The board of directors of Shanghai Junshi Biosciences Co., Ltd. announced that the product VV116 tablet (project code: JT001/VV116, "VV116"), an oral nucleoside analog anti-SARS-CoV-2 drug jointly developed by Shanghai JunTop Biosciences Co., Ltd. (JunTop Biosciences), a subsidiary controlled by the Company, and Vigonvita Life Sciences Co., Ltd. (Vigonvita), reached its primary endpoint in a phase III registrational clinical study (NCT05341609) of VV116 versus nirmatrelvir tablet/ritonavir tablet (namely PAXLOVID) for early treatment of mild to moderate coronavirus disease 2019 ("COVID-19"). The Company will communicate with the regulatory authority in respect of the submission of new drug application ("NDA") in the near future. ABOUT VV116: In September 2021, JunTop Biosciences entered into a cooperative development agreement with Vigonvita to jointly undertake the clinical development and commercialization of VV116 in the cooperation territory, being the whole world except for the following four territories, namely the five Central Asian countries (Kazakhstan, Uzbekistan, Kyrgyzstan, Tajikistan and Turkmenistan), Russia, North Africa (Egypt, Libya, Tunisia, Algeria, Morocco and Sudan), and the Middle East (19 countries including Saudi Arabia, Iran, Iraq, Turkey, Israel, etc.).

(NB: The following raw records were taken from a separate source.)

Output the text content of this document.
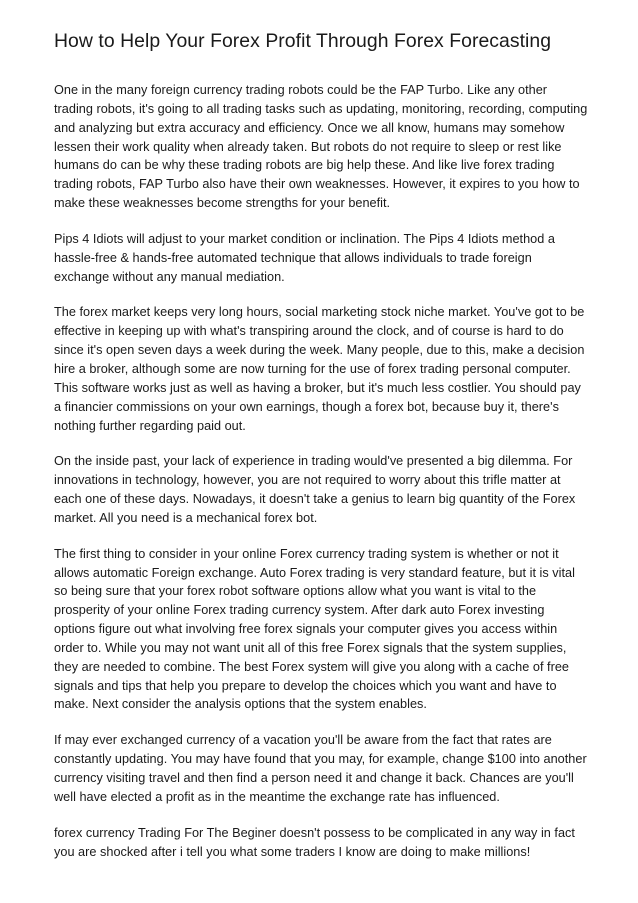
How to Help Your Forex Profit Through Forex Forecasting

One in the many foreign currency trading robots could be the FAP Turbo. Like any other trading robots, it's going to all trading tasks such as updating, monitoring, recording, computing and analyzing but extra accuracy and efficiency. Once we all know, humans may somehow lessen their work quality when already taken. But robots do not require to sleep or rest like humans do can be why these trading robots are big help these. And like live forex trading trading robots, FAP Turbo also have their own weaknesses. However, it expires to you how to make these weaknesses become strengths for your benefit.

Pips 4 Idiots will adjust to your market condition or inclination. The Pips 4 Idiots method a hassle-free & hands-free automated technique that allows individuals to trade foreign exchange without any manual mediation.

The forex market keeps very long hours, social marketing stock niche market. You've got to be effective in keeping up with what's transpiring around the clock, and of course is hard to do since it's open seven days a week during the week. Many people, due to this, make a decision hire a broker, although some are now turning for the use of forex trading personal computer. This software works just as well as having a broker, but it's much less costlier. You should pay a financier commissions on your own earnings, though a forex bot, because buy it, there's nothing further regarding paid out.

On the inside past, your lack of experience in trading would've presented a big dilemma. For innovations in technology, however, you are not required to worry about this trifle matter at each one of these days. Nowadays, it doesn't take a genius to learn big quantity of the Forex market. All you need is a mechanical forex bot.

The first thing to consider in your online Forex currency trading system is whether or not it allows automatic Foreign exchange. Auto Forex trading is very standard feature, but it is vital so being sure that your forex robot software options allow what you want is vital to the prosperity of your online Forex trading currency system. After dark auto Forex investing options figure out what involving free forex signals your computer gives you access within order to. While you may not want unit all of this free Forex signals that the system supplies, they are needed to combine. The best Forex system will give you along with a cache of free signals and tips that help you prepare to develop the choices which you want and have to make. Next consider the analysis options that the system enables.

If may ever exchanged currency of a vacation you'll be aware from the fact that rates are constantly updating. You may have found that you may, for example, change $100 into another currency visiting travel and then find a person need it and change it back. Chances are you'll well have elected a profit as in the meantime the exchange rate has influenced.

forex currency Trading For The Beginer doesn't possess to be complicated in any way in fact you are shocked after i tell you what some traders I know are doing to make millions!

VV116 showed good safety, tolerability and pharmacokinetics in healthy subjects, and the three phase I clinical study results have been published online in Acta Pharmacologica Sinica, a renowned journal in the pharmaceutical field. Currently, VV116 is under the stage of international multi-center phase III clinical studies, and several clinical studies for patients with mild to moderate and moderate to severe COVID-19 are in progress. About Progress of The Clinical Study (Nct05341609): The NCT05341609 study is a multi-center, single-blind, randomized, controlled phase III clinical study to evaluate the efficacy and safety of VV116 versus nirmatrelvir tablet/ritonavir tablet (namely PAXLOVID) for early treatment of patients with mild to moderate COVID-19.

The principal investigator of the study is academician Ning Guang of Ruijin Hospital affiliated to Shanghai Jiao Tong University School of Medicine, and 822 patients have been actually enrolled. Its primary endpoint is "time to sustained clinical recovery", and its secondary endpoints include, among other things, "percentage of participants who have progression of COVID-19 (defined as progression to severe and/or critical COVID-19 or death from any cause) by Day 28". The results of the clinical study showed that VV116 for the early treatment of mild to moderate COVID-19 reached the primary endpoint in the clinical study.

According to the laws and regulations in relation to drug registration of the PRC, the drug shall be subject to clinical research, and review and approval from the National Medical Products Administration before its production and marketing. The Company will communicate with the drug regulatory authority in respect of the submission of NDA in the near future.